Momentum Metropolitan, SA’s fourth biggest insurer, said last week it was looking to reduce its office space, joining banks that were closing physical branches even before the onset of the pandemic. 

Tenants required less office space as their businesses shrank, contributing to the overall increase in office vacancies that were largely concentrated in Gauteng and specifically in Sandton, an affluent part of Johannesburg where office vacancies stood at 25% recently.

Growthpoint continues to feel the pinch of Covid-19. The commercial property giant says its office vacancies increased to 20% during its full year as the work from home trend took a firmer grip on the market. Alishia Seckam spoke to CEO Norbert Sasse about the performance.

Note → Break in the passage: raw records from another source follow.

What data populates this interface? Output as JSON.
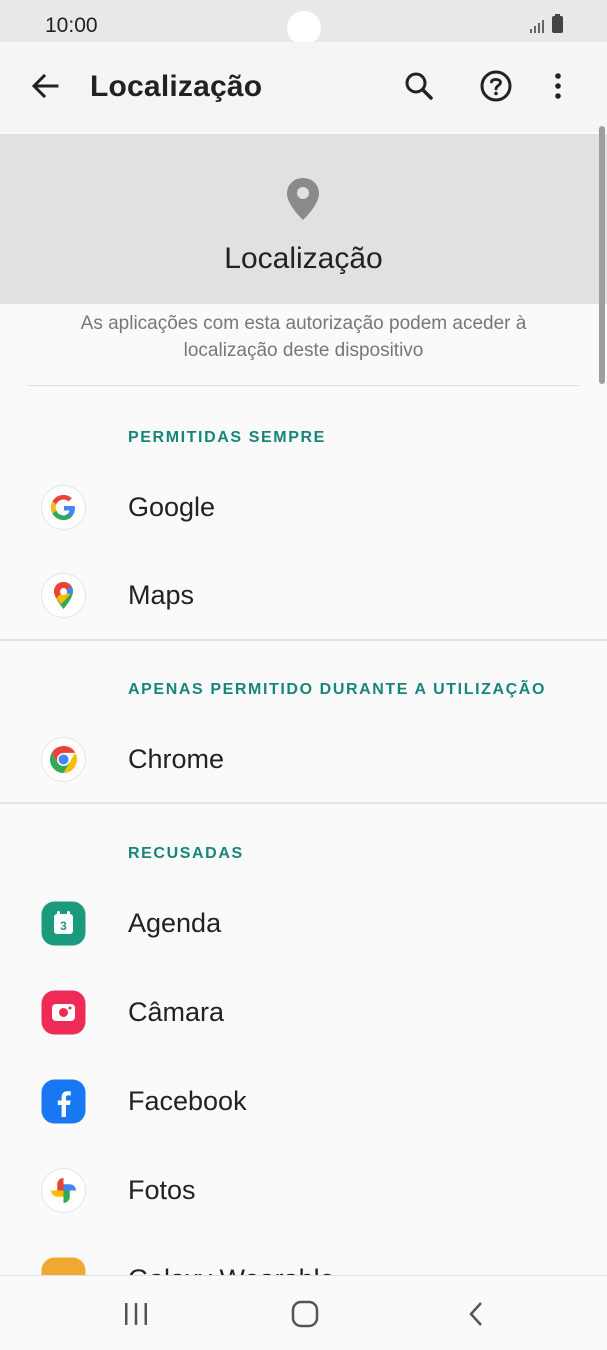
{
  "status_bar": {
    "time": "10:00"
  },
  "app_bar": {
    "title": "Localização"
  },
  "header": {
    "title": "Localização"
  },
  "description": "As aplicações com esta autorização podem aceder à localização deste dispositivo",
  "sections": [
    {
      "title": "PERMITIDAS SEMPRE",
      "apps": [
        {
          "name": "Google"
        },
        {
          "name": "Maps"
        }
      ]
    },
    {
      "title": "APENAS PERMITIDO DURANTE A UTILIZAÇÃO",
      "apps": [
        {
          "name": "Chrome"
        }
      ]
    },
    {
      "title": "RECUSADAS",
      "apps": [
        {
          "name": "Agenda",
          "badge": "3"
        },
        {
          "name": "Câmara"
        },
        {
          "name": "Facebook"
        },
        {
          "name": "Fotos"
        },
        {
          "name": "Galaxy Wearable"
        }
      ]
    }
  ],
  "colors": {
    "accent": "#17857a",
    "header_band": "#e1e1e1"
  },
  "icons": [
    "back-arrow-icon",
    "search-icon",
    "help-icon",
    "more-icon",
    "location-pin-icon",
    "google-icon",
    "maps-icon",
    "chrome-icon",
    "calendar-icon",
    "camera-icon",
    "facebook-icon",
    "photos-icon",
    "galaxy-wearable-icon",
    "recent-apps-icon",
    "home-icon",
    "nav-back-icon"
  ]
}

"We obviously have a bunch of different initiatives, some of which we are not going to market to everybody. We have had an initiative which provides flexi-office space to tenants and for which there has been good demand. We have different sales initiatives that target either the distribution channel or clients directly,” De Klerk said.

Growthpoint is regarded as a bellwether of the SA commercial property market thanks to the size of its portfolio that straddles the retail, office, industrial and other sectors.

FNB property strategist John Loos said lockdown restrictions didn’t change the direction of the longer-term trend towards an increase in remote work. 

“They just likely sped it up because those ‘late adopters’ ignoring the availability of conferencing and other technologies were forced into it in hard lockdowns last year, and realised how effective it can be,” Loos said.

Growthpoint offered its retail tenants combined rental relief of R230.4m in the review period. While that is down from R436.3m a year earlier, which suggests retail spending was improving from a very low base, vacancies in this segment nevertheless went up to 6.2% from 5.51% previously.

“These are tough times for real-estate companies and their success is very dependent on the operating environment. The future success of Growthpoint depends on the pace of improvement in the operating environment, which is essentially about a more vaccinated world with greater freedom to move around and associate and work,” said Craig Pheiffer, chief investment strategist at Absa Stockbrokers and Portfolio Management.

Growthpoint also jointly owns the V&A Waterfront precinct in Cape Town together with the Public Investment Corporation, the state-owned asset manager.

V&A’s share of distributable income dropped 40% to R364.9m in the 12 months ended June, hit hard by a huge drop in local and international tourist numbers.

The distributable income per share on a group level slipped 19.1% to 148.1c, while annualised net rental fell to R8.98bn from R11.08bn a year earlier.

The shares ended 1.22% lower to R14.53 on the JSE.